Сын гасит свет и выходит на лестницу. Запирает замки на внутренней и внешней дверях, потом второй замок на внешней двери. Потом проверяет, что точно запер ее на оба замка. Потом уходит из конторы домой. Но снова возвращается, чтобы проверить, что не забыл закрыть на второй замок, когда проверял, что запер его. Он пересекает площадь и проходит мимо местной пивнушки, которая сейчас закрыта на ремонт. Минует продуктовый на углу, раньше его держал добродушный, но немного рассеянный мужичок, казалось, он все время спит за прилавком, а теперь вот, похоже, окончательно его прикрыл. Проходит мимо висящих на цепочках вывесок «Оздоровительный тайский массаж», «Парикмахерская K & N», мимо башнеобразного зеленого уличного писсуара и доски объявлений, на ней развешаны ксерокопии формата A4 с рекламой выгула собак («преданный друг собак с 1957!»), феминистского стендапа, починки велосипедов и занятий зумбой. Дальше у него на пути станция метро, обанкротившаяся кофейня, разорившаяся прачечная. Он уже готов кивнуть в сторону того места, где днем сидит попрошайка, но сейчас там пусто, лежат только несколько пледов, пустая миска да обрывок картонки с фотографией попрошайкиных детей. Сын поворачивает направо, на пешеходную улицу, по заасфальтированной, а до недавнего времени гравиевой дорожке минует большое футбольное поле с искусственной травой, красный домик с раздевалками и рощицу. В рощице дорожку уже несколько дней перегораживает поваленное ветром дерево, которое все не могут убрать. Он проходит квартал с виллами, перекрестки с круговым движением, потом стройку.

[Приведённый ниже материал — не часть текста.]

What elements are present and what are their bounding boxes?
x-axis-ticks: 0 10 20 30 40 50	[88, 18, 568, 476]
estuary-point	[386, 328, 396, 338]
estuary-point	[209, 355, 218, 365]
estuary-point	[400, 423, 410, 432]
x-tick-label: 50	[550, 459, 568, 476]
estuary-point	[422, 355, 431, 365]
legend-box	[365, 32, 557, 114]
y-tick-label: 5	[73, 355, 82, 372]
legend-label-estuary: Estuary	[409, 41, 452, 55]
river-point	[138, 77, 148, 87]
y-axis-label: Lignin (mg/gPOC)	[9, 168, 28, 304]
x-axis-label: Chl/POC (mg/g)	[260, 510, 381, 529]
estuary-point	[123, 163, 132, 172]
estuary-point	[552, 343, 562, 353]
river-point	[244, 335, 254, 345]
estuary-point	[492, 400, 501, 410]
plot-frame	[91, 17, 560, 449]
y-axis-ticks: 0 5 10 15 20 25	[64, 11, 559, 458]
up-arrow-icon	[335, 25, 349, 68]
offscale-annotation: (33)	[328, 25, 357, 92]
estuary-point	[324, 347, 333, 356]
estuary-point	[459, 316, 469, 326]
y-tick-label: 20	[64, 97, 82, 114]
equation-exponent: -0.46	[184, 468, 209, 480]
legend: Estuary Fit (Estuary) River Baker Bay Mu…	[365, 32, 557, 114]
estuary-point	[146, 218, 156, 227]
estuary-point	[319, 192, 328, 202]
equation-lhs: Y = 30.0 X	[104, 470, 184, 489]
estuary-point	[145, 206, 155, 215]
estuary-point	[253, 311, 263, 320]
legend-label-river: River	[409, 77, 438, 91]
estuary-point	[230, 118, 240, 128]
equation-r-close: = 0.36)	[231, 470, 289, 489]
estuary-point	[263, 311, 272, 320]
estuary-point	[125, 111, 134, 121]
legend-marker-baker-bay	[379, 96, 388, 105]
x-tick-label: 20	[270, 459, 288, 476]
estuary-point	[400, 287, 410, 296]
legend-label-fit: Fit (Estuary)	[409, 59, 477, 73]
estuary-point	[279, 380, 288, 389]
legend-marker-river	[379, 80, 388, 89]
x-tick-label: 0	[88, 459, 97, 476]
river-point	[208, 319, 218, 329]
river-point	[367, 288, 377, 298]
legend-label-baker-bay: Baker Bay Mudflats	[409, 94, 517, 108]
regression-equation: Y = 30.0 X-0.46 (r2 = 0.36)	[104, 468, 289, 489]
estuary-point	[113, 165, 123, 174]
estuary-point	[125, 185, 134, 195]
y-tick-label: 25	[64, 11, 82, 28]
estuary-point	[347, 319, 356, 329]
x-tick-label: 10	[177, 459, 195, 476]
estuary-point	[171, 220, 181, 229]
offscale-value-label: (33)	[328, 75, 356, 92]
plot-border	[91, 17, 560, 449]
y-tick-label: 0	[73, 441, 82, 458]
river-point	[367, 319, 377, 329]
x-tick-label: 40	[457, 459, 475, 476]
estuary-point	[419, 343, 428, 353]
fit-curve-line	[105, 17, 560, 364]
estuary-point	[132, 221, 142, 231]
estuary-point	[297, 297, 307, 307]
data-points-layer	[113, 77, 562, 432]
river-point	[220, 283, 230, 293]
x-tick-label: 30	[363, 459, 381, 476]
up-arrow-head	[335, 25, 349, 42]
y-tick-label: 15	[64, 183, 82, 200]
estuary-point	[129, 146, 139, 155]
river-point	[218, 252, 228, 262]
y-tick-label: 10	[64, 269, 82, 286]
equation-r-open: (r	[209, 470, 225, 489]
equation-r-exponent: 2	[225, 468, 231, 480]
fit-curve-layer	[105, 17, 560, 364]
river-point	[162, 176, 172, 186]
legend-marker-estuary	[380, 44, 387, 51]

– Ну что, встретил его? – в полудреме спрашивает жена, когда он забирается в постель и ложится рядом с ней.
– Не сегодня, – шепчет он.
II. Четверг
Дедушка, всеми забытый папа, ждет автобус из аэропорта, а того все нет. Он болен. Он умирает. Он выкашливает легкие. Он почти ослеп и вряд ли переживет эту ночь. А во всем дети виноваты. Пропади она пропадом, эта окаянная страна с ее промозглой осенью, бессовестными ценами на такси и нагоняющими тоску телеканалами. Он до сих пор помнит, что показывали по телеку, когда он только сюда переехал. Сначала – прогноз погоды, потом передача для детей: два разноцветных носка с бусинками вместо глаз и ручками как у скелетов уверяют, что классовая борьба очень важна для достижения общественной гармонии. Потом – снова погода. Потом – передача под названием «Доска объявлений», в ней власти раздавали советы о том, что делать при ожогах у ребенка (отведите ребенка в душ, подставьте место ожога на двадцать минут под прохладную, но не холодную воду, не снимая с ребенка одежду), после этого ‒ сюжет о том, как важно иметь при себе спасательные шипы, когда катаешься на лыжах или коньках, потом – выпуск новостей, потом – прогноз погоды, потом – вечерний фильм, и всегда, в ста из ста случаев, документальный фильм о каких-нибудь латиноамериканских поэтах или украинских пчеловодах. И все же он просиживал ночи напролет в компании включенного телевизора, когда не мог уснуть. И хотя чувствовал он себя одиноко, он не был один, ведь у него была она. Это ради нее он сюда приехал. Она заставила его все бросить. Никакой свободы выбора у него не было.
Любовь – это противоположность свободе выбора. Любовь на 100 процентов недемократична, 99 процентов голосуют за того усатого в военной форме и с военным прошлым, чей портрет висит в каждой табачной лавке, на всех проспектах, в каждой парикмахерской, в каждой забегаловке до тех пор, пока не вспыхнет революция, тогда все эти портреты выкидывают вон, топчут и жгут, вместо них вешают портрет другого усатого – в военной форме и с военным прошлым, который твердит, что тот, предыдущий, с усами и военным прошлым был ненастоящим вождем, он был продажный и заботился о стране не так, как она того заслуживала. Любовь – это диктатура, думает папа, а диктатура – это хорошо, потому что абсолютно счастлив он был как раз, когда у него было меньше всего свободы, когда он знал, что погибнет, если ее не будет рядом. Ее. Его жены. Его бывшей жены. А из той неудавшейся революции он извлек по крайней мере один урок – ситуация, когда власть в руках у сильной личности, имеет свои преимущества. Голоса отдельных людей не имеют никакой ценности.